A tax case in Allegheny County also spurs a judge to limit government's ability to initiate reassessments of individual properties.
Pennsylvania taxpayers recently scored an important victory when the Allegheny County Court of Common Pleas reasserted taxpayers' right to protection against property overassessment, while limiting taxing authorities' ability to proactively raise individual assessments.
Pennsylvania is the only U.S. state (besides California) that does not mandate periodic reassessments. Instead, it employs a county-by-county method: Each county annually submits sales data to the State Tax Equalization Board, which then creates a "common level ratio" between market value and the previous reassessment value.
Intervals between reassessments vary widely, with Butler County conducting its last reassessment in 1969 and others currently in reassessment. This results in a stilted system that assesses many new owners' properties at the sales price (which may or may not reflect market value), and leaves other assessments unaltered, without updates to reflect changes in the economy and submarket.
Pennsylvania's constitution requires uniform taxing schemes and prohibits government from distinguishing between residential and commercial properties when levying property taxes. As such, all taxing authorities dealing with assessments must administer the laws "in a spirit to produce as nearly as may be uniformity of result."
Actions in Allegheny County
Allegheny County, home to Pittsburgh, has faced extensive litigation over the sales data it submitted annually to the state equalization board for calculating the county's common level ratio. This ultimately resulted in its 2022 common level ratio being retroactively reduced after a county judge held that the county had been "cooking the books" by sending skewed data to the state board. Taxpayers received a special lookback period to appeal their 2022 assessments, and thousands had their property taxes reduced after applying the statistically correct ratio.
Pennsylvania is also one of the few jurisdictions that permit taxing bodies to file assessment appeals against specific properties to raise taxpayers' assessments. In Bhardway vs. Allegheny County, a residential property owner's assessment increased after a school district in Allegheny County filed a tax assessment appeal on the taxpayer's property, and the owner appealed to a higher court.

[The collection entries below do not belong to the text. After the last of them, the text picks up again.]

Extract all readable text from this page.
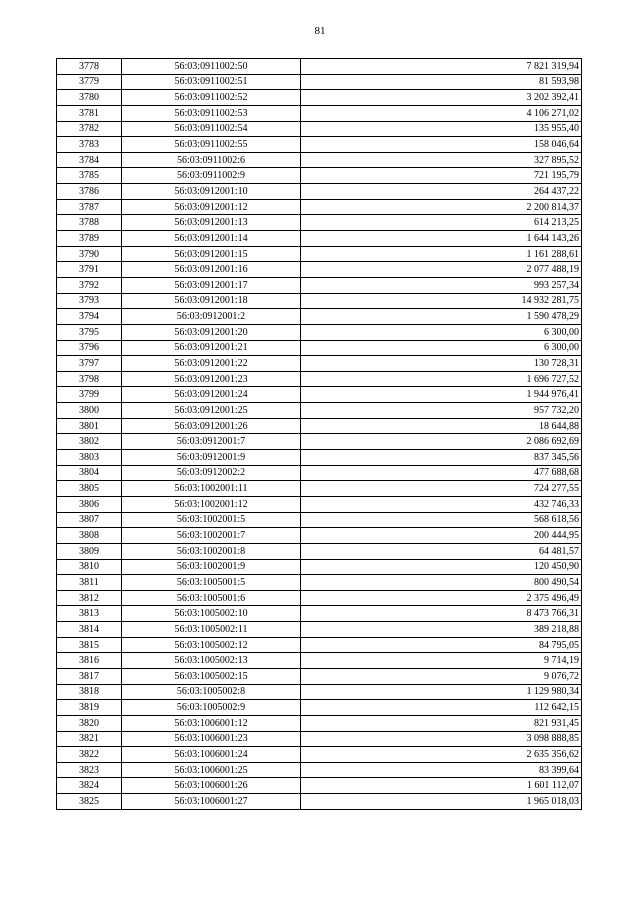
81
3778	56:03:0911002:50	7 821 319,94
3779	56:03:0911002:51	81 593,98
3780	56:03:0911002:52	3 202 392,41
3781	56:03:0911002:53	4 106 271,02
3782	56:03:0911002:54	135 955,40
3783	56:03:0911002:55	158 046,64
3784	56:03:0911002:6	327 895,52
3785	56:03:0911002:9	721 195,79
3786	56:03:0912001:10	264 437,22
3787	56:03:0912001:12	2 200 814,37
3788	56:03:0912001:13	614 213,25
3789	56:03:0912001:14	1 644 143,26
3790	56:03:0912001:15	1 161 288,61
3791	56:03:0912001:16	2 077 488,19
3792	56:03:0912001:17	993 257,34
3793	56:03:0912001:18	14 932 281,75
3794	56:03:0912001:2	1 590 478,29
3795	56:03:0912001:20	6 300,00
3796	56:03:0912001:21	6 300,00
3797	56:03:0912001:22	130 728,31
3798	56:03:0912001:23	1 696 727,52
3799	56:03:0912001:24	1 944 976,41
3800	56:03:0912001:25	957 732,20
3801	56:03:0912001:26	18 644,88
3802	56:03:0912001:7	2 086 692,69
3803	56:03:0912001:9	837 345,56
3804	56:03:0912002:2	477 688,68
3805	56:03:1002001:11	724 277,55
3806	56:03:1002001:12	432 746,33
3807	56:03:1002001:5	568 618,56
3808	56:03:1002001:7	200 444,95
3809	56:03:1002001:8	64 481,57
3810	56:03:1002001:9	120 450,90
3811	56:03:1005001:5	800 490,54
3812	56:03:1005001:6	2 375 496,49
3813	56:03:1005002:10	8 473 766,31
3814	56:03:1005002:11	389 218,88
3815	56:03:1005002:12	84 795,05
3816	56:03:1005002:13	9 714,19
3817	56:03:1005002:15	9 076,72
3818	56:03:1005002:8	1 129 980,34
3819	56:03:1005002:9	112 642,15
3820	56:03:1006001:12	821 931,45
3821	56:03:1006001:23	3 098 888,85
3822	56:03:1006001:24	2 635 356,62
3823	56:03:1006001:25	83 399,64
3824	56:03:1006001:26	1 601 112,07
3825	56:03:1006001:27	1 965 018,03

The taxpayer then filed a motion to use an alternative ratio, highlighting the county's lack of transparency and history of sending artificially inflated data to the state equalization board. Finally, the taxpayer argued that it would be financially burdensome for taxpayers to disprove the county's ratio.
Specifically, the taxpayers in the Bhardway case sought to prove non-uniformity under the common-law method by introducing evidence of the assessment-to-value ratios of similar properties in the neighborhood, rather than from the entire county. The Pennsylvania Supreme Court had already approved using such evidence to protect taxpayers from high assessment ratios and to promote uniformity. Allowing this evidence also showed that justices recognized that ratios can vary greatly by location within a county.
In May 2024, the trial judge entered an order granting "parties" permission "to utilize the common law method for establishing common level ratios." This ruling would have been an affront to taxpayers by seemingly allowing taxing bodies to establish various common level ratios for different property classes, in contravention of the Pennsylvania Constitution and established jurisprudence.
Fortunately, taxpayers successfully argued that the Pennsylvania Supreme Court's approval of the common level method did not extend to, or approve of, taxing bodies' disparate treatment of residential and commercial property owners. Allowing taxing entities that ability would instead disrupt uniformity, create confusion, and result in more litigation, they argued.
On Sept. 3, 2024, the judge amended his original order in the case and limited taxing bodies' ability to use the common law method. As it stands, taxing authorities can now only use such evidence if it does not sub-classify properties, or to dispute a taxpayers' evidence by using similar properties of the same nature in the neighborhood.
While the judge's ruling protects taxpayers from the long reach of taxing entities, only legislation mandating periodic reassessments statewide will solve the problems that naturally arise from Pennsylvania's outdated base-year system, which does not accurately reflect the ebbs and flows of the real estate market. The state's current system burdens taxpayers with non-uniform and outdated assessments, while taxing authorities struggle to balance their budgets.
Until the state corrects these fundamental flaws to ensure fairness for all, it is essential that taxpayers continue to file tax appeals that assert their protections against overassessment and right to uniformity in taxation as guaranteed by the Pennsylvania Constitution and courts.